Lakin, Anayasa’nın amir kararı uyarınca çıkarılan ve üstte metnine yer verilen (3) sayılı Kararnamesi’nin “Atanma Usulü” başlıklı 2. hususunun 2. fıkrasında, anılan Kararname’nin ekinde yer alan (I) sayılı cetvelde sayılan takım, durum ve vazifelere Cumhurbaşkanı kararıyla, (II) sayılı cetvelde sayılan takım, durum ve vazifelere ise Cumhurbaşkanı onayıyla atama yapılacağı belirtilerek, (I) ve (II) sayılı cetvelde yer alan takımlara ait Cumhurbaşkanınca tesis edilecek atama süreçleri hukuken farklı nitelendirilmiştir.
Kelam konusu Kararnamesi incelendiğinde, Cumhurbaşkanı onayıyla atanacak “Daimi Temsilci Yardımcılarının ve ile Bakanlık ve Bağlı, İlgili, Alakalı Kuruluşlarının Yurt Dışı Daima Misyonlarına Atanacakların” (II) sayılı cetvelde yer aldığı anlaşılmaktadır.
Üstte belirtilen açıklamalar ve uyuşmazlık konusu hadise bir bütün olarak değerlendirildiğinde; 3 sayılı Kararnamesi’nin (I) sayılı cetvelinde yer alan takımlara yönelik atama ve misyondan alma süreçlerinin direkt doğruya Cumhurbaşkanı tarafından verilen kararla, (II) sayılı cetvelde yer alan takımlara ait olarak yapılan atama ve vazifeden alma süreçlerinin ise, ilgili makamın teklifi, önerisi üzerine Cumhurbaşkanının verdiği onay ile tesis edildiği; bu doğrultuda, Cumhurbaşkanının (I) sayılı cetvele tabi olanlara yönelik atama süreçleri konusunda karar makamı, (II) sayılı cetvele tabi olanlara yönelik atama süreçleri konusunda onay makamı olduğu; bu haliyle, Danıştay Kanunu’nun 24. hususunda yer alan, Cumhurbaşkanı kararlarına karşı açılan davalarda birinci derece mahkemesi olarak Danıştay’ın vazifeli kılındığına ait düzenlemenin, Cumhurbaşkanının direkt doğruya, teklif makamı olmaksızın verdiği atama ve vazifeden alma kararlarını kapsadığı; Cumhurbaşkanının onay makamı olduğu süreçlere karşı açılacak davalarda da Danıştay’ın birinci derece mahkemesi olarak misyonlu olduğunun kabulünün ise, “Cumhurbaşkanı Kararı” ve “Cumhurbaşkanı Onayı” ile (I) ve (II) sayılı cetveller ortasındaki türel farklılığın ortadan kalkmasına ve Cumhurbaşkanı onayına gönderilen süreçlerin fonksiyonsuz bırakılmasına yol açacağı sonucuna varılmıştır.
Tüm bu konular göz önünde bulundurulduğunda; (II) sayılı cetvelde yer alan takımlara yönelik süreçler, temel prestijiyle, ilgili Kararnamesi’nde belirtildiği üzere direkt doğruya Cumhurbaşkanı Kararıyla değil, ilgili bakanlık yahut kamu kurumunun teklifi üzerine Cumhurbaşkanının onayıyla tesis edildiğinden, Danıştay’ın birinci derece mahkemesi olarak bakmakla misyonlu olduğu uyuşmazlıklar kapsamında bulunmamaktadır.

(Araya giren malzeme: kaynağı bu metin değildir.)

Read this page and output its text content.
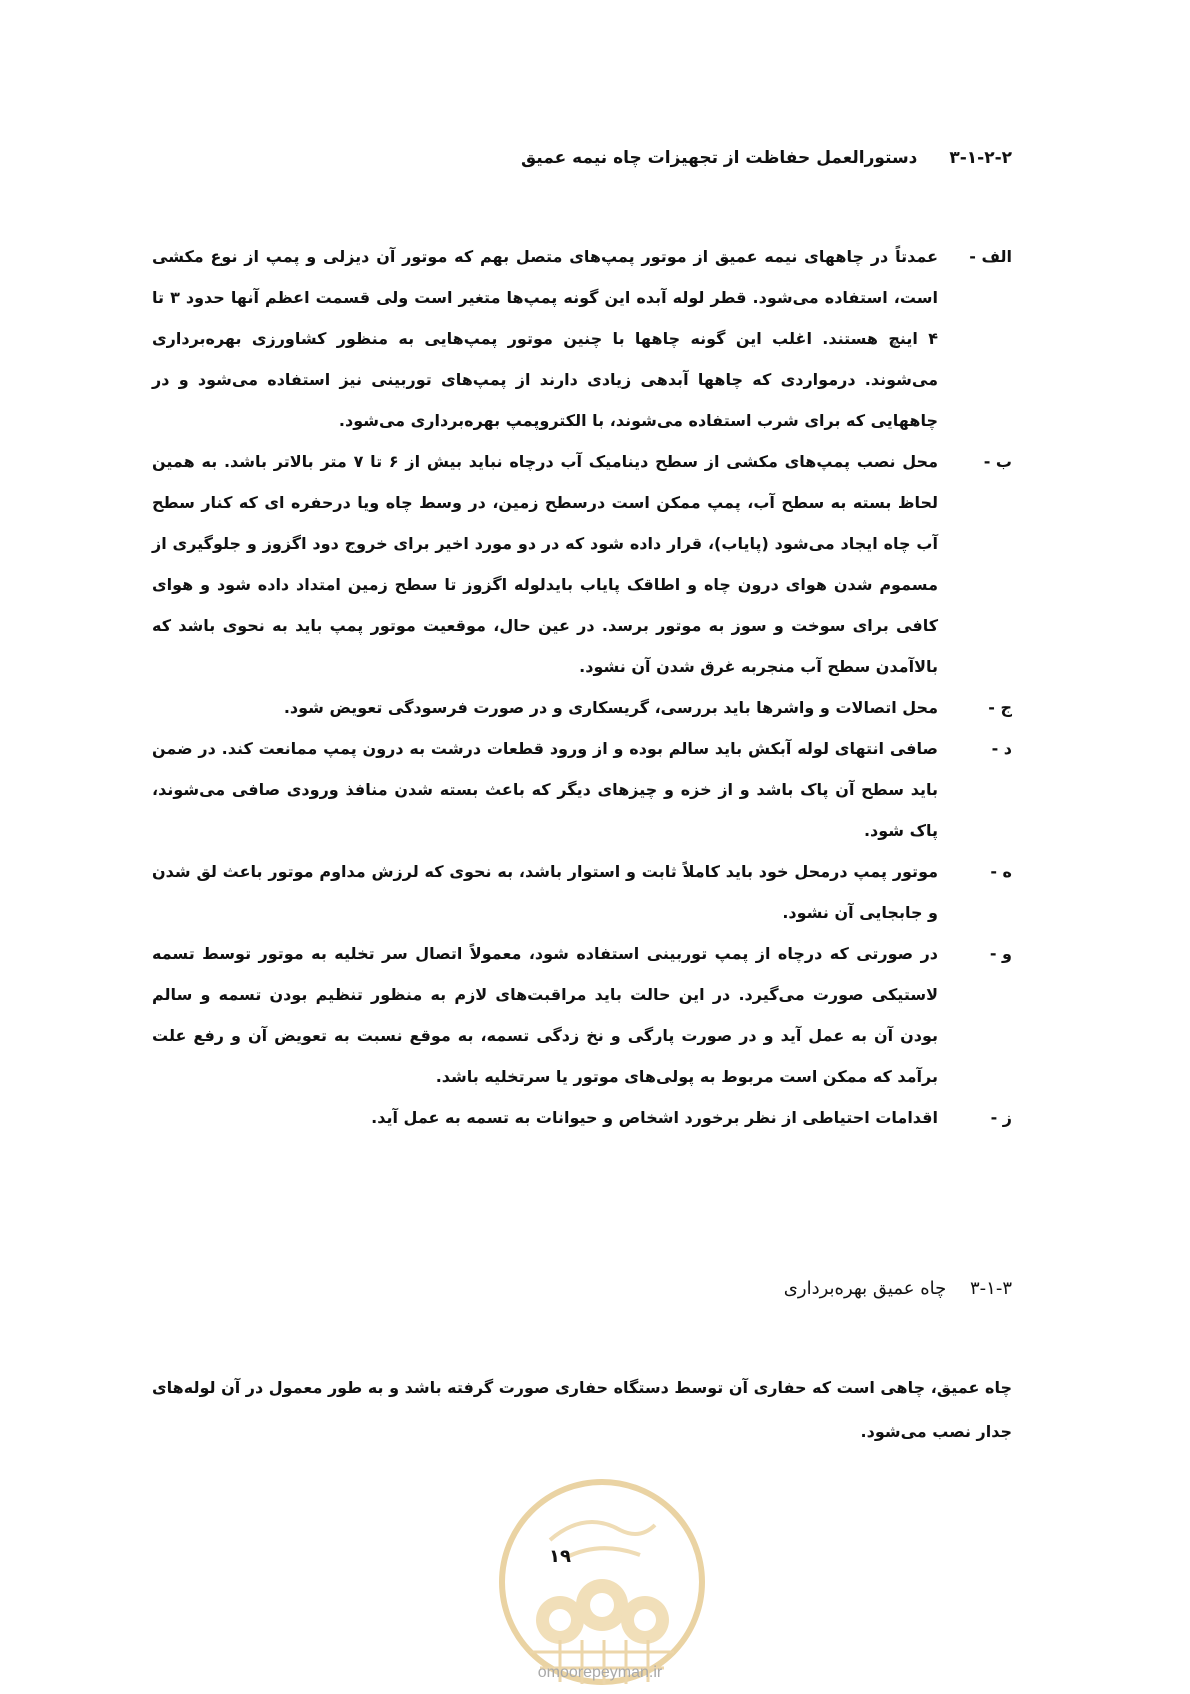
۳-۱-۲-۲ دستورالعمل حفاظت از تجهیزات چاه نیمه عمیق
الف -
عمدتاً در چاههای نیمه عمیق از موتور پمپ‌های متصل بهم که موتور آن دیزلی و پمپ از نوع مکشی است، استفاده می‌شود. قطر لوله آبده این گونه پمپ‌ها متغیر است ولی قسمت اعظم آنها حدود ۳ تا ۴ اینچ هستند. اغلب این گونه چاهها با چنین موتور پمپ‌هایی به منظور کشاورزی بهره‌برداری می‌شوند. درمواردی که چاهها آبدهی زیادی دارند از پمپ‌های توربینی نیز استفاده می‌شود و در چاههایی که برای شرب استفاده می‌شوند، با الکتروپمپ بهره‌برداری می‌شود.
ب -
محل نصب پمپ‌های مکشی از سطح دینامیک آب درچاه نباید بیش از ۶ تا ۷ متر بالاتر باشد. به همین لحاظ بسته به سطح آب، پمپ ممکن است درسطح زمین، در وسط چاه ویا درحفره ای که کنار سطح آب چاه ایجاد می‌شود (پایاب)، قرار داده شود که در دو مورد اخیر برای خروج دود اگزوز و جلوگیری از مسموم شدن هوای درون چاه و اطاقک پایاب بایدلوله اگزوز تا سطح زمین امتداد داده شود و هوای کافی برای سوخت و سوز به موتور برسد. در عین حال، موقعیت موتور پمپ باید به نحوی باشد که بالاآمدن سطح آب منجربه غرق شدن آن نشود.
ج -
محل اتصالات و واشرها باید بررسی، گریسکاری و در صورت فرسودگی تعویض شود.
د -
صافی انتهای لوله آبکش باید سالم بوده و از ورود قطعات درشت به درون پمپ ممانعت کند. در ضمن باید سطح آن پاک باشد و از خزه و چیزهای دیگر که باعث بسته شدن منافذ ورودی صافی می‌شوند، پاک شود.
ه -
موتور پمپ درمحل خود باید کاملاً ثابت و استوار باشد، به نحوی که لرزش مداوم موتور باعث لق شدن و جابجایی آن نشود.
و -
در صورتی که درچاه از پمپ توربینی استفاده شود، معمولاً اتصال سر تخلیه به موتور توسط تسمه لاستیکی صورت می‌گیرد. در این حالت باید مراقبت‌های لازم به منظور تنظیم بودن تسمه و سالم بودن آن به عمل آید و در صورت پارگی و نخ زدگی تسمه، به موقع نسبت به تعویض آن و رفع علت برآمد که ممکن است مربوط به پولی‌های موتور یا سرتخلیه باشد.
ز -
اقدامات احتیاطی از نظر برخورد اشخاص و حیوانات به تسمه به عمل آید.
۳-۱-۳ چاه عمیق بهره‌برداری
چاه عمیق، چاهی است که حفاری آن توسط دستگاه حفاری صورت گرفته باشد و به طور معمول در آن لوله‌های جدار نصب می‌شود.
۱۹
omoorepeyman.ir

Bu prestijle, … Büyükelçiliği Ticaret Müşaviri olarak vazife yapan davacının, yurt içinde bir vazifeye atanmak üzere merkeze alınmasına ait sürecin iptali istemiyle açılan işbu davanın görüm ve tahlili, 2576 sayılı Kanun’un 5. hususu uyarınca genel vazifeli birinci derece mahkemesi olan yönetim mahkemelerinin vazifesinde bulunmaktadır. Hakikaten Danıştay İdari Dava Daireleri Heyetinin 09/06/2020 günlü, YD İtiraz No:2020/72 sayılı kararı da bu istikamettedir.

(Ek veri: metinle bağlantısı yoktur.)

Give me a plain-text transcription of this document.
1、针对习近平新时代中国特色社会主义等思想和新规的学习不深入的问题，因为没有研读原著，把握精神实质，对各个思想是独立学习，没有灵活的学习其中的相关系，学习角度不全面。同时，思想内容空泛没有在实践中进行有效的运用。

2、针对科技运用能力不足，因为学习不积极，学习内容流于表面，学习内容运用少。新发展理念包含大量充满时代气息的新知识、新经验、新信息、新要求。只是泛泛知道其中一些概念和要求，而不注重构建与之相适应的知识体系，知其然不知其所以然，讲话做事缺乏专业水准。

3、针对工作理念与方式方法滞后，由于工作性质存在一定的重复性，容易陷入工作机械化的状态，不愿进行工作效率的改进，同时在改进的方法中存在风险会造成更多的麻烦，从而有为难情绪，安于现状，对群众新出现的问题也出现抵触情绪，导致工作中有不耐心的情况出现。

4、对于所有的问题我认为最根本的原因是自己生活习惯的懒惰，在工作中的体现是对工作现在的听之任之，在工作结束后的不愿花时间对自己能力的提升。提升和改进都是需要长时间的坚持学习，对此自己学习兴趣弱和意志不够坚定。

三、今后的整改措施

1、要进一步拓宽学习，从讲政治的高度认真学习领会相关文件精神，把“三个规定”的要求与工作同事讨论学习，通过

KARAR SONUCU : Açıklanan nedenlerle;
1. DAVANIN MİSYON TARAFINDAN REDDİNE,
2. 2577 sayılı Kanun’un 43. unsurunun 1/a fıkrası uyarınca, dava evrakının, anılan Kanun’un 32/1. hususuna nazaran davayı çözümlemeye yetkili ve misyonlu olan Ankara Yönetim Mahkemesine gönderilmesine, 01/07/2020 tarihinde oybirliğiyle karar verildi.